Sitcom king Steven Levitan (from “Just Shoot Me!” to “Modern Family”) has done it again. The creator’s latest series, “Reboot,” is a hilarious vehicle for skewering generational clashes, writer’s room workplace dysfunction, cancel culture, actors’ bottomless neuroses and the sitcom industry that Levitan’s called home for three decades. Treated with affection and scalpel-like wit, “Reboot” doesn’t need a laugh track because over eight half-hour episodes on Hulu it’s consistently laugh-out-loud funny.
Here’s the premise, which on its face seems as recycled as the title, “Reboot.” An appealingly mensch-y Rachel Bloom (co-creator and star of the musical-dramedy “Crazy Ex-Girlfriend”) plays the deeply relatable, anxiety-stricken first-time showrunner Hannah. Hulu has given Hannah the greenlight to reboot an early 2000s sofa-anchored family sitcom, “Step Right Up.” Made it, Ma! Or maybe not.
Hannah, backed by the diverse younger comedy writers she’s hired, wants to reinvent the show with a new, dark, edgy twist. In her update, the characters misbehave and suffer the consequences. Her success hinges on reassembling the original cast. Funnily enough, they’re available. Very available. Enter the now-struggling stars Reed (Keegan-Michael Key), Clay (Johnny Knoxville) and Bree Marie (Judy Greer), dragging with them the baggage of egotism, addiction and a failed marriage.
Levitan raises the stakes on Hannah’s first day at the studio. The past rears its ugly head in an unexpected way. The show’s originator, the old-school Hollywood joke-meister Gordon (Paul Reiser, shooting zingers, at his pissiest) barges in. He throws a wrench in the works, wanting to resurrect the old sight gags and hierarchies of the show he created using selective bits and pieces of his private life. His presence reduces Hannah (temporarily) to Jell-O, and sets up conflicts between old and new, privileged white men and the rising tide of diverse talent, and a battle for the soul of funny.
There’s endless material about actors behaving badly, with Key, Knoxville, Greer and the child actor who played the kid now grown up into the awkward 24-year-old Mama’s boy Zack (Calum Worthy). Key and Greer, both gifted with comic timing, slip easily into their sitcom roles: the Yale School of Drama alum reluctantly returning to the arena he’d always considered beneath him; and the insecure ditsy blonde still pining for her co-star while trying to get a handle on her life following a very public break from a European duke.
A part of one episode has the pair canoodling under the covers.
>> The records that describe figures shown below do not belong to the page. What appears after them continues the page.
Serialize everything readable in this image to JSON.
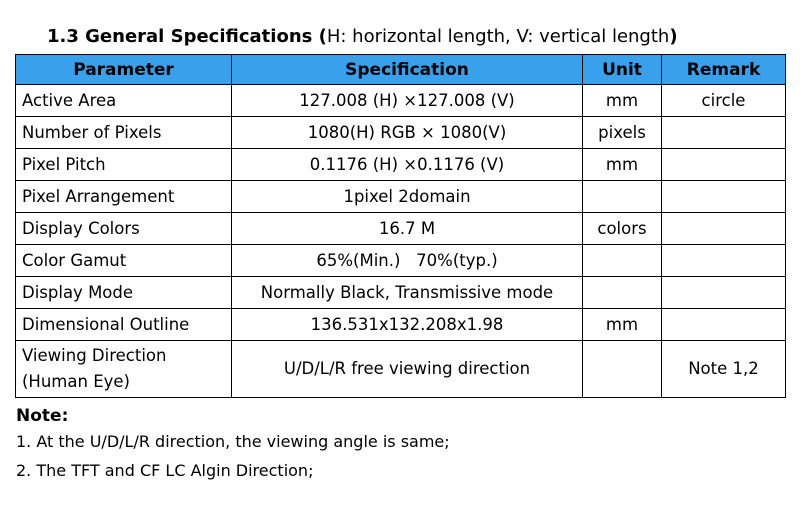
{
  "heading": {
    "bold": "1.3 General Specifications (",
    "normal": "H: horizontal length, V: vertical length",
    "bold_close": ")"
  },
  "table": {
    "headers": [
      "Parameter",
      "Specification",
      "Unit",
      "Remark"
    ],
    "rows": [
      {
        "parameter": "Active Area",
        "spec": "127.008 (H) ×127.008 (V)",
        "unit": "mm",
        "remark": "circle"
      },
      {
        "parameter": "Number of Pixels",
        "spec": "1080(H) RGB × 1080(V)",
        "unit": "pixels",
        "remark": ""
      },
      {
        "parameter": "Pixel Pitch",
        "spec": "0.1176 (H) ×0.1176 (V)",
        "unit": "mm",
        "remark": ""
      },
      {
        "parameter": "Pixel Arrangement",
        "spec": "1pixel 2domain",
        "unit": "",
        "remark": ""
      },
      {
        "parameter": "Display Colors",
        "spec": "16.7 M",
        "unit": "colors",
        "remark": ""
      },
      {
        "parameter": "Color Gamut",
        "spec": "65%(Min.)   70%(typ.)",
        "unit": "",
        "remark": ""
      },
      {
        "parameter": "Display Mode",
        "spec": "Normally Black, Transmissive mode",
        "unit": "",
        "remark": ""
      },
      {
        "parameter": "Dimensional Outline",
        "spec": "136.531x132.208x1.98",
        "unit": "mm",
        "remark": ""
      }
    ],
    "last_row": {
      "parameter_line1": "Viewing Direction",
      "parameter_line2": "(Human Eye)",
      "spec": "U/D/L/R free viewing direction",
      "unit": "",
      "remark": "Note 1,2"
    }
  },
  "notes": {
    "title": "Note:",
    "items": [
      "1. At the U/D/L/R direction, the viewing angle is same;",
      "2. The TFT and CF LC Algin Direction;"
    ]
  },
  "colors": {
    "header_background": "#39a0ec"
  }
}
When the director instructs Reed to climb atop Bree with the cameras rolling, his little soldier jumps to attention. In the new era, is that harassment, a sign of love on the rise, or just shaming? Potentially, all three in riotous competition as the intimacy coordinator offers Reed a thick rubber version of Depends to avoid future embarrassment.
Knoxville is the surprise, still boyish in looks but with his moussed hair now sterling grey. He plays an addict trying to 12-step, frustrated by his own limitations and immaturity. Clay lacks self-control, which gets him into all kinds of trouble, like the risky antics he gets up to with Zack’s stage mother in the youngster’s trailer between takes. He’s just a boy-man who can’t say no, but at least Clay is trying.
“Reboot” has named each episode after familiar sitcoms – “New Girl,” “Growing Pains,” “Who’s the Boss.” Viewers will have their favorites in this large ensemble comedy that nimbly plays with sitcom conventions, while echoing workplaces comedies like “The Office” and “30 Rock.” Among my preferred parts is the generational gap between the old politically incorrect comic dinosaurs shepherded into the writer’s room by Gordon, and Hannah’s inexperienced, multi-culturally sensitive writing crew.
Of the oldsters, there is one salt-and-pepper haired woman with a gravelly voice who tends to say the dirtiest jokes. As Selma (fabulous “Gilmore Girls” vet Rose Abdoo) explains to Bree is Episode 7, “When I first started back in the 70s, I was the only woman in the room, just me and a bunch of chain-smoking neurotic chauvinists….Some of them resented a woman being there, but I loved the work, so I said f–k ‘em. I outpitched, out-joked every last one of them.”
Selma goes on to say that the “writer’s room is a sacred place,” which is the closest the new show comes to a manifesto. And, naturally, with this talented crew, no sacred cows go un-slaughtered. That makes for a comedy that takes unexpected twists and turns, and sticks the landing every episode, leaving me craving Season 2.
“Reboot” debuts on Hulu on September 20th with three episodes, with new episodes debuting weekly.